(Rinnovabili.it) – La Commissione europea ha agito tardi e male nello scandalo dieselgate nonostante avesse sotto gli occhi tutte le prove. E diversi paesi membri – tra i quali c’è anche l’Italia – hanno provato a ritardare l’adozione di regole più stringenti sui test sulle emissioni. È l’accusa contenuta nel rapporto finale della commissione d’inchiesta europea, creata ad hoc per indagare colpe e misfatti dell’enorme scandalo emissioni che ha travolto l’UE (e prima ancora gli USA) alla fine del 2015.
Il braccio esecutivo dell’Unione, si legge nelle conclusioni del rapporto, ha ignorato le prove dell’esistenza di test truccati che aveva fornito il suo stesso centro di ricerca, il Joint Research Centre (JRC). Il perché si trova poche righe più avanti: voleva “evitare di scaricare il fardello sull’industria”. Ma non ha mosso un dito. Bruxelles avrebbe dovuto avvertire di questi sospetti tutti gli Stati membri e richiedere informazioni specifiche (i test sono eseguiti sotto la supervisione delle diverse agenzie nazionali). Avrebbe anche dovuto spingere i paesi a indicare quali passi ritenessero necessari per trattare i veicoli che emettevano più ossidi di azoto (NOx) su strada che nei test in laboratorio.
“Il dieselgate non sarebbe successo se i nostri governi nazionali e la Commissione avessero agito in base alle loro responsabilità legali e amministrative”, sottolinea il co-autore del report Gerben-Jan Gerbrandy. È andata in modo completamente diverso. Mentre la commissione d’inchiesta era al lavoro, l’UE ha approvato una modifica dei regolamenti che, di fatto, ha reso legale l’intero dieselgate. Poi è andato in scena uno scaricabarile tragicomico, con un vertiginoso rimpallo di responsabilità tra Bruxelles e le capitali europee e tra i paesi più colpiti: non solo la Germania (tutto lo scandalo era nato da Volkswagen) ma anche la Francia e l’Italia.
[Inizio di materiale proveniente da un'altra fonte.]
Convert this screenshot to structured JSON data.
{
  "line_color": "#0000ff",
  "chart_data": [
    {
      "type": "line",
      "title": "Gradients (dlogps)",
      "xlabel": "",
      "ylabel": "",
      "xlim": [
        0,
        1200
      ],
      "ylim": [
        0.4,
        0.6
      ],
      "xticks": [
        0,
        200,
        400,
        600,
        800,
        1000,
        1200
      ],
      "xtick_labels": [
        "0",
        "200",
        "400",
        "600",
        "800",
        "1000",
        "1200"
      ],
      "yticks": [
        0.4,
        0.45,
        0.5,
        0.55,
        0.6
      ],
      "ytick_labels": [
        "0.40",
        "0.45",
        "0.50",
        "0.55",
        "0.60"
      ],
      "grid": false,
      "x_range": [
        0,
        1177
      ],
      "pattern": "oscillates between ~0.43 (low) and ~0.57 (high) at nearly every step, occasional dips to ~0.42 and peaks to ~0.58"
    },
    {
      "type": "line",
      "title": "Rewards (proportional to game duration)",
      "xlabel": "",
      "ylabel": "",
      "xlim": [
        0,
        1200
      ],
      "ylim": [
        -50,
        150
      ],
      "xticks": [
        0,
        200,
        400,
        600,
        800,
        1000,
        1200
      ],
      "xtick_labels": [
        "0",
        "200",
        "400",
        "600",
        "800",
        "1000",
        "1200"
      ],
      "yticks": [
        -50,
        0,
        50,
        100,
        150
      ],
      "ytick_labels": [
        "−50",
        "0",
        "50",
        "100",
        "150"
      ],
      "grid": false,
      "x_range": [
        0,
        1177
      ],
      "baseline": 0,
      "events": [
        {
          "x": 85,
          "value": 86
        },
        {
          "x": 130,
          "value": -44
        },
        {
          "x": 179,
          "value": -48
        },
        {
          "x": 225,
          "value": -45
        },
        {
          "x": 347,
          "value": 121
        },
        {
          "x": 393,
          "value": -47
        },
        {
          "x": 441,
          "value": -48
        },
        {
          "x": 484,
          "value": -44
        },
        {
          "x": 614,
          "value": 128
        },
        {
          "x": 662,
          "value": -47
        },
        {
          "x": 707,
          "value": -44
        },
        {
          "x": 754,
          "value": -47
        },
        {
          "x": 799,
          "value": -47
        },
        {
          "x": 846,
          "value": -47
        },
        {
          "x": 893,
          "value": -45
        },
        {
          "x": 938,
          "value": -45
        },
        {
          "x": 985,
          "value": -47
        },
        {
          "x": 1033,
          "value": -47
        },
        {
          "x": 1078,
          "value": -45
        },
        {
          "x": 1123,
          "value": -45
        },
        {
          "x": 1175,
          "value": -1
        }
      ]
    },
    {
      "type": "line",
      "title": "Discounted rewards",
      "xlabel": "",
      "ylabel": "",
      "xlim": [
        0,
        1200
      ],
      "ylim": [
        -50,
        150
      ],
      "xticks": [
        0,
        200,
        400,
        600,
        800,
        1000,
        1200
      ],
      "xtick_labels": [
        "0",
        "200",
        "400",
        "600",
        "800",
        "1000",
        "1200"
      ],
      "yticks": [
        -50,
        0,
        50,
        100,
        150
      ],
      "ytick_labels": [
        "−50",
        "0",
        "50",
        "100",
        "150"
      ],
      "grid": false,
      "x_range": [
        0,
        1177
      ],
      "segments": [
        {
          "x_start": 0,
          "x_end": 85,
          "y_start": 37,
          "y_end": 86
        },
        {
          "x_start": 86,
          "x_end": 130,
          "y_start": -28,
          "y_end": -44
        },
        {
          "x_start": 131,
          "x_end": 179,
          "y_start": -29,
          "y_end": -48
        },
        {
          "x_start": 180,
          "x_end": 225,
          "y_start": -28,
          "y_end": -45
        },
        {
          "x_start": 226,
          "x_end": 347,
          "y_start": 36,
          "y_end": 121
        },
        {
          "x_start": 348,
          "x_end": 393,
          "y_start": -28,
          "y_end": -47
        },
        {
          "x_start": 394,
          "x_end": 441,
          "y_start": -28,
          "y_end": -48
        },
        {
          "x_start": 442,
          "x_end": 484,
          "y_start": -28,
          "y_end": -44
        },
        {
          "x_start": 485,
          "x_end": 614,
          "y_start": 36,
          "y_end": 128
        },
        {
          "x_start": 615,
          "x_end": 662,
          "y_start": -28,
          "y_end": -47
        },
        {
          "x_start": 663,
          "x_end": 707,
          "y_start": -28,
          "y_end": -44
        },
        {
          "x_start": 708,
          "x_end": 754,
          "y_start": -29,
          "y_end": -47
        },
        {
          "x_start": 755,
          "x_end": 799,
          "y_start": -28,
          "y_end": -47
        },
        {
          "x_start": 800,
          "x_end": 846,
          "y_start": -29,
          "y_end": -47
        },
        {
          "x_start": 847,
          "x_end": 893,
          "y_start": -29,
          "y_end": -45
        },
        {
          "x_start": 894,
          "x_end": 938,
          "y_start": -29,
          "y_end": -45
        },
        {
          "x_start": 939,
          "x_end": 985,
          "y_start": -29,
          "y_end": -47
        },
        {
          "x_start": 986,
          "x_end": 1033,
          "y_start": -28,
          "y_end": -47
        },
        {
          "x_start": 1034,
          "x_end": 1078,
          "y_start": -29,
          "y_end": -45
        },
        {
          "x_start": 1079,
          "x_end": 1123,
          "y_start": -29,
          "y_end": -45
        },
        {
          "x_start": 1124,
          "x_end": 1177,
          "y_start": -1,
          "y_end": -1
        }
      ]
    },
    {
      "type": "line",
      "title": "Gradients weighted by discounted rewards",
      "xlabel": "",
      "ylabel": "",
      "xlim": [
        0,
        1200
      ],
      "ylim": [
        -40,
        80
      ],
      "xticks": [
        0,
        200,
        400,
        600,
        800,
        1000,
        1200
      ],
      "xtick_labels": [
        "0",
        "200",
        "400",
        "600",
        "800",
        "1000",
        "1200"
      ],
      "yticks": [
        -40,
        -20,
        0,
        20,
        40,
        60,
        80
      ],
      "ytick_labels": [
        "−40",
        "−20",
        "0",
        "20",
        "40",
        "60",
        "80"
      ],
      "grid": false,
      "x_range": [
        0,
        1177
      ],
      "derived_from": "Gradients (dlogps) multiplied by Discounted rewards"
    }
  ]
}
Scavando, si è scoperto che quasi tutte le marche di auto emettono più di quanto dovrebbero. I test truccati erano la prassi, non l’eccezione.
La commissione d’inchiesta cita anche Antonio Tajani, eurodeputato italiano in quota PPE ed ex Commissario ai Trasporti e all’Industria dal 2008 al 2014. Il rapporto sarà discusso pubblicamente a breve e Tajani potrebbe essere messo spalle al muro e quindi finire nell’occhio del ciclone, soprattutto perché è da poco il candidato ufficiale dei Popolari alla presidenza del parlamento UE. Sentito pochi mesi fa si era trincerato dietro una montagna di “non sapevo” e “non ricordo”.